The worst of the type are clearly psychopathic, displaying an unnervingly brittle, slightly wide-eyed stare in tandem with spittle-flecked yelling when a school-teacher from Croydon hasn’t sufficiently charred a bream.

Yet they’re treated with the sort of reverence a Lord of the Manor is accorded by a village-green yokel. Clearly this is what we value these days: the ability to be a raging lunatic who is good at cooking puy lentils. If Ramsay thrust the unprotected cheek of an apprentice onto a scorching hot plate and held it there til his face was burned to a caramelised pork scratching, I firmly believe the police would turn a blind eye.

Allowances are made for these self-aggrandising carrot-choppers that would not be made for anyone else in any other walk of life. Time was we threw these people in an asylum; now we give them fire and knives and big contracts with supermarkets and hope they won’t chop our guts up.

And so it is that the elite chef is held up as the sort of person we obviously aspire to be in adverts: the kind of person whose traits – meticulous, driven and murderous – we obviously associate with success. Rather than raging egomaniacal insanity. And thus, here we have Kia Sorento advert, a middling SUV from a brand that is as thrilling as bag of Wotsits.

The message here is fairly clear – if you are a perfectionist; if you believe yourself to be successful and if you’re the kind of person who believes yourself to be a Type-A personality (and, perhaps more crucially, you really believe all that shit is important) you should buy a Kia Sorento.

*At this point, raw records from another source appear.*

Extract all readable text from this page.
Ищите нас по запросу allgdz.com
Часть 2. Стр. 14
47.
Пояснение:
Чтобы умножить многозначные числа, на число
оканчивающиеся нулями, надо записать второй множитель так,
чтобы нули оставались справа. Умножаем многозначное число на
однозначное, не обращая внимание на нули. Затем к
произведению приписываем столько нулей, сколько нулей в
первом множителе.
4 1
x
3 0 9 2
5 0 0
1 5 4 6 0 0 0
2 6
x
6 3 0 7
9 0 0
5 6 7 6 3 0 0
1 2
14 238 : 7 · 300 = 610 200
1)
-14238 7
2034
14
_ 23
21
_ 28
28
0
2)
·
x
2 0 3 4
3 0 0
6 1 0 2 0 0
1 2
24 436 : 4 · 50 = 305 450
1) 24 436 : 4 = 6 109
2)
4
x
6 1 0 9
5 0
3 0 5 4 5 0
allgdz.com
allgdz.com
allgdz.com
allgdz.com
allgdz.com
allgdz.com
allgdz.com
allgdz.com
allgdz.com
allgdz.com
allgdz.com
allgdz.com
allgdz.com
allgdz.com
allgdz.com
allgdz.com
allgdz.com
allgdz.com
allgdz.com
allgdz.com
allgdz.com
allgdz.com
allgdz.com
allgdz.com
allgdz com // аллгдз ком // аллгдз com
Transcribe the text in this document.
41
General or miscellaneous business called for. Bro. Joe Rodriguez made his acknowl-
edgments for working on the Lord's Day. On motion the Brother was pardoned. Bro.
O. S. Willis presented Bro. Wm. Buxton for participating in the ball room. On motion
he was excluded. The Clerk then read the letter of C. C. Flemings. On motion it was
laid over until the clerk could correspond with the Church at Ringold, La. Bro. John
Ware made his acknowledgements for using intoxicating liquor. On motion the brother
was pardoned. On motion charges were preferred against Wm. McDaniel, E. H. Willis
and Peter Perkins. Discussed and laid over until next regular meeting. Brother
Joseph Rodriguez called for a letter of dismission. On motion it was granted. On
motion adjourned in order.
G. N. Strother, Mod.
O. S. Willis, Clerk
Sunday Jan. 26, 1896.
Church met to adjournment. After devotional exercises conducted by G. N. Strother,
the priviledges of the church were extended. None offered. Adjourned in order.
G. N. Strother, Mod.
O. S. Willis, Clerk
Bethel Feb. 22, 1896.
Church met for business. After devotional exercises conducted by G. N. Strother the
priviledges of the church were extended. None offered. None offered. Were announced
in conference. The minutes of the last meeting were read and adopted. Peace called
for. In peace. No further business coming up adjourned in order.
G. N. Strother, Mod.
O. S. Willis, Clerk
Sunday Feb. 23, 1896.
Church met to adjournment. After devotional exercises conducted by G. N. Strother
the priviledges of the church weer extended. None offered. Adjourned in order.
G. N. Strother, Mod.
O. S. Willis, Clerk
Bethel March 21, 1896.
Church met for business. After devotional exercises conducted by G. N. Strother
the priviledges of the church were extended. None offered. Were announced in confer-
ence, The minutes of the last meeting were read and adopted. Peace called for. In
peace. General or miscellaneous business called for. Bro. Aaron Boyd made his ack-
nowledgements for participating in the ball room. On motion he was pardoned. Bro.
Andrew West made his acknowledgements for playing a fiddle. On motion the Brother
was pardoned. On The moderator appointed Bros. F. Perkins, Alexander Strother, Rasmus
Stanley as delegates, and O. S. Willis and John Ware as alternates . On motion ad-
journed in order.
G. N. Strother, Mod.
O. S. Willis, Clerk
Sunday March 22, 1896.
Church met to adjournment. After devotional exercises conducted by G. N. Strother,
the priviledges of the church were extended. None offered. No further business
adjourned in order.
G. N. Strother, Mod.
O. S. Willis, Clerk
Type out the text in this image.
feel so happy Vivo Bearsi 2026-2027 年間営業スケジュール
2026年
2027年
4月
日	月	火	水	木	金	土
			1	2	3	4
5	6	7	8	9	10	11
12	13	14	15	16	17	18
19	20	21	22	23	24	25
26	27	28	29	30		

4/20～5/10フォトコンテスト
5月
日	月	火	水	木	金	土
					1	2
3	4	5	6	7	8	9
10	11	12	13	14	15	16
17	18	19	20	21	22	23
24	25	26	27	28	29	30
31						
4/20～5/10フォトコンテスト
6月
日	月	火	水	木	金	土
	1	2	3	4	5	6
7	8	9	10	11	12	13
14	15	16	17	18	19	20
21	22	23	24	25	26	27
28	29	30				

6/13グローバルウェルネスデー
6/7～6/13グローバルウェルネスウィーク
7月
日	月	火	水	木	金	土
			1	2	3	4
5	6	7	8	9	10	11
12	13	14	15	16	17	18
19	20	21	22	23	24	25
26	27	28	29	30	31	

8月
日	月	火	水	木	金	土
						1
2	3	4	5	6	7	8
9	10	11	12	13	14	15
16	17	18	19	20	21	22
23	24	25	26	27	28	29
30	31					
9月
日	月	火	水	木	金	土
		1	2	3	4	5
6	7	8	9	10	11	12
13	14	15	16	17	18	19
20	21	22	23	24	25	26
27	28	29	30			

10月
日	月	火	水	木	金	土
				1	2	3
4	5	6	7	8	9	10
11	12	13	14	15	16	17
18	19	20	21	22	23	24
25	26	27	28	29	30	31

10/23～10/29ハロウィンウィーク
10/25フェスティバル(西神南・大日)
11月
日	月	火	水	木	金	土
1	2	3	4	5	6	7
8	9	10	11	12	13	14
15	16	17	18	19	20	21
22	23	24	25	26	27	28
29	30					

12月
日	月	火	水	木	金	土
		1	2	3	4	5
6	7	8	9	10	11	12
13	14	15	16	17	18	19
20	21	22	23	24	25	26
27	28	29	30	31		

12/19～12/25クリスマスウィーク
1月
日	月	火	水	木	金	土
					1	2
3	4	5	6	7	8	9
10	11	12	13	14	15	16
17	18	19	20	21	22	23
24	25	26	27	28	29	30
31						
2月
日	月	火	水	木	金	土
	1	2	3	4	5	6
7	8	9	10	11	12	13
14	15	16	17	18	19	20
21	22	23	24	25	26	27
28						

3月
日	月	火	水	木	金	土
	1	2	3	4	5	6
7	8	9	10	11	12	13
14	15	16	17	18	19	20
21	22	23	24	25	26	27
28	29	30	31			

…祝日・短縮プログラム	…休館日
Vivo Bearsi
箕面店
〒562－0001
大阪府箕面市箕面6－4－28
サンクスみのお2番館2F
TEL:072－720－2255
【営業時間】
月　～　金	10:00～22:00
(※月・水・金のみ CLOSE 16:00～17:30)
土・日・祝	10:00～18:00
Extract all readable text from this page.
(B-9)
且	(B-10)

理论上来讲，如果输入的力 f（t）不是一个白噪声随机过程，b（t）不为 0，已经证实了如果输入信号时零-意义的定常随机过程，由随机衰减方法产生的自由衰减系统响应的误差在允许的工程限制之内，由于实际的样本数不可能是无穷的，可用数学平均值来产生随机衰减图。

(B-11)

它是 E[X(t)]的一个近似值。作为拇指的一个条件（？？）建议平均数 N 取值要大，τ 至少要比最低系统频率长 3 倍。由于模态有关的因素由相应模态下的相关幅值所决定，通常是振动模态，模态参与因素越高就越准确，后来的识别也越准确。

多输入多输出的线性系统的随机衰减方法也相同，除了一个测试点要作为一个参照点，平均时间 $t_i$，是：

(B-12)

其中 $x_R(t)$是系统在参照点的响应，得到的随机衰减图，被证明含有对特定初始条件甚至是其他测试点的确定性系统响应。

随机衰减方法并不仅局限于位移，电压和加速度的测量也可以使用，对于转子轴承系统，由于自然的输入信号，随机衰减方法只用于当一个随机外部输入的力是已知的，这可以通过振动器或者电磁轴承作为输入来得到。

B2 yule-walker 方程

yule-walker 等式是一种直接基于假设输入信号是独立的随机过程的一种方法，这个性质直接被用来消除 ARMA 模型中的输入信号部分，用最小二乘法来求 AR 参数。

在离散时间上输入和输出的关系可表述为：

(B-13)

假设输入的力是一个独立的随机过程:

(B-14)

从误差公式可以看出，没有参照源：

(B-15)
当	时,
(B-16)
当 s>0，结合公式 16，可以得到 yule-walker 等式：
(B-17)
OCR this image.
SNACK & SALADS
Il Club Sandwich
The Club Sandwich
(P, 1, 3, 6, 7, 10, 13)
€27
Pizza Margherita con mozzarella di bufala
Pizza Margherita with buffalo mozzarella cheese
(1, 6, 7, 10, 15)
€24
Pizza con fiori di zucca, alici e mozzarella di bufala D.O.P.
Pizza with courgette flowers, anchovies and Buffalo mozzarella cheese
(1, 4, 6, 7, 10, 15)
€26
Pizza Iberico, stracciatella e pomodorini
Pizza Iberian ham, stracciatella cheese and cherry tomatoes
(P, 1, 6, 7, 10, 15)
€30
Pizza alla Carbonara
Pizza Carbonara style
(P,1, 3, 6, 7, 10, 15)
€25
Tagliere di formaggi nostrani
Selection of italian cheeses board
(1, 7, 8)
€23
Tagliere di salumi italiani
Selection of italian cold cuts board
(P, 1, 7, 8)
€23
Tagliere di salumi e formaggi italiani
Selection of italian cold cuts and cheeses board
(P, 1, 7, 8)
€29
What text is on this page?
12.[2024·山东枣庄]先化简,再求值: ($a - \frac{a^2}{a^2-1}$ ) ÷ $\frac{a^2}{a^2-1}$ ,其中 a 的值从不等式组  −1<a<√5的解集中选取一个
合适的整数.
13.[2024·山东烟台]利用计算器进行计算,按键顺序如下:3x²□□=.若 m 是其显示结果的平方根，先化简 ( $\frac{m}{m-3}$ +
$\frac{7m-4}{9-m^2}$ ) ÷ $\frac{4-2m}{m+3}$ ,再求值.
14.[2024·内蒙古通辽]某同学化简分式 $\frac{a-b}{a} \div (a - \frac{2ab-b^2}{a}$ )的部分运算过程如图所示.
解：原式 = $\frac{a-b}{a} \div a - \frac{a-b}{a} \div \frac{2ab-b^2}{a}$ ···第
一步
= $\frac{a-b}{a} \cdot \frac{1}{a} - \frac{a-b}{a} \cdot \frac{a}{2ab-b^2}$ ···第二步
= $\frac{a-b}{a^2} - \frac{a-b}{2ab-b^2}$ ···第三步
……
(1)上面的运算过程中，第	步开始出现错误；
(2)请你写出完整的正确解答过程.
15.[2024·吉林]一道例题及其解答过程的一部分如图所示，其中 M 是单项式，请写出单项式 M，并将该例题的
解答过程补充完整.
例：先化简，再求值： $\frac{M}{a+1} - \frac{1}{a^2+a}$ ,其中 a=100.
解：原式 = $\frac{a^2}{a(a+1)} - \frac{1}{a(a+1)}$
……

Most advertising tries to appeal to the aspirational drives in people – something we now seem to elevate above social justice, fairness, common sense and our mutual future as a species – in order to sell stuff.

Audi, BMW and Mercedes are particularly good at this sort of stuff and it engenders a phenomenon known as badge snobbery – mentally judging how successful you believe your peers, friends and rivals to be based on what small plastic circle is attached to the front of their car. Regrettably for Kia – and other manufacturers such as Hyundai, Renault and Vauxhall (to name three, among many, at random) – few people aspire to have one of these cars. So we get the shorthand of Personality Disorder Chef to represent success, money and self-esteem.

That we now believe these swivel-eyed samphire botherers, who’d rather slit your throat as serve you egg and chips, to be the acme of human achievement is more evidence that we’ve gone stark staring fucking mad.